In 1927 E. Franklin Frazier published “The Pathology of Race Prejudice.” The young scholar had completed the article three years earlier, but had trouble finding a home for the piece. The Atlantic Monthly had turned it down as well as had Survey Graphic, where he tried to place the piece as part of Alain Locke’s collection on The New Negro. He then turned his attention to academic journals, and while no one questioned the strength of the article, he again failed to find a willing publisher.
Finally, after years of trying, Frazier found sympathetic editors at the Forum, a popular periodical that addressed social policy, who published the piece in June of 1927.
Frazier’s article, which argued that White people of the South were driven mad by the “Negro-complex” and that the “abnormal behavior,” known as racism, had made “otherwise kind and law-abiding” individuals to “indulge in the most revolting forms of cruelty towards black people” was met with immediate anger. Frazier points out that “just as the lunatic seizes upon every fact to support his delusional system, the white man seizes upon myths and unfound rumors to support his delusion about the Negro.” He believed that southern Whites put “certain questions beyond discussion” and if pressed would “rather fight than argue.” Finally, Frazier believed that the manifestations of race prejudice found throughout the South demonstrated a “pathological nature.”
Within a week of the article’s publication, the conservative Atlanta newspaper, the Constitution, condemned Frazier and declared that he was “more insane by reason of his anti-white complex than any southerner obsessed by his anti-negro repulsions.” With the backlash came frightening phone calls to the house and eventually the threat to lynch Frazier for his words and accusations. Ultimately, the Fraziers, who were leaving Atlanta for Franklin to finish his doctorate at the University of Chicago, left the city a bit faster than expected, and per his wife, Marie Brown Frazier, with a .45 tucked in Franklin’s belt. This move was predicated even more by the fact that Morehouse College’s Board of Trustees decided not to renew Frazier’s contract, as the Baltimore Afro-American explained, his “ideas on race equality went too far.”
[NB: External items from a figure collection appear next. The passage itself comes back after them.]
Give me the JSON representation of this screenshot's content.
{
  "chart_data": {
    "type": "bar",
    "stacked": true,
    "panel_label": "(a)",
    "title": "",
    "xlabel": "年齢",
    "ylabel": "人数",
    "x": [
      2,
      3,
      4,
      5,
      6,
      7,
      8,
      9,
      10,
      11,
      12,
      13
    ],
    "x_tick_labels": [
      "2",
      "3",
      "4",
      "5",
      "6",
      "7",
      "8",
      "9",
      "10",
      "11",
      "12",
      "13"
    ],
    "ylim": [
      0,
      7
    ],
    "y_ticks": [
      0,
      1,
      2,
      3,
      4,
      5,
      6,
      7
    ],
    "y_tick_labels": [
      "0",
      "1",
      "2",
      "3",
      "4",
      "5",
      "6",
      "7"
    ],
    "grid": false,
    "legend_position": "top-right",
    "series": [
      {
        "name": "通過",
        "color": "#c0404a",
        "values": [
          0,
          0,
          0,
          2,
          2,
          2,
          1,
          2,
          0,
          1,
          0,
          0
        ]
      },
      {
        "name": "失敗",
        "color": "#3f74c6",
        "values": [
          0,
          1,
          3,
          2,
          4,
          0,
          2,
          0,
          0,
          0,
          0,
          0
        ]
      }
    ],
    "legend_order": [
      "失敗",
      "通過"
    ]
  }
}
FrFrazier would eventually finish his Ph.D. and be hired at Fisk University and then Howard University, but the experience of being attacked for his analysis of America’s racial climate never left him. Moreover, Frazier’s experience of being criticized and threatened for writing honestly about race and or racism in America has been played out many times in the near century since he and his wife left Atlanta under the threat of mob violence.
Indeed, over the course of the past few years, and particularly in the last few months, these types of attacks on scholars who speak out on racism, sexism and other issues has increased. To highlight just a few instances: Tommy J. Curry, an associate professor of philosophy at Texas A&M, faced death threats after being accused of advocating violence during a 2012 podcast interview where he discussed, racial violence and the Tarantino film Django Unchained.
Keeanga-Yamahtta Taylor, an assistant professor of African-American studies, cancelled speaking engagements after receiving death threats for her criticism of President Donald Trump during a commencement address. Johnny Eric Williams, an associate professor of sociology at Trinity College, also received death threats after individuals concluded that his use of a hashtag was advocating racial violence.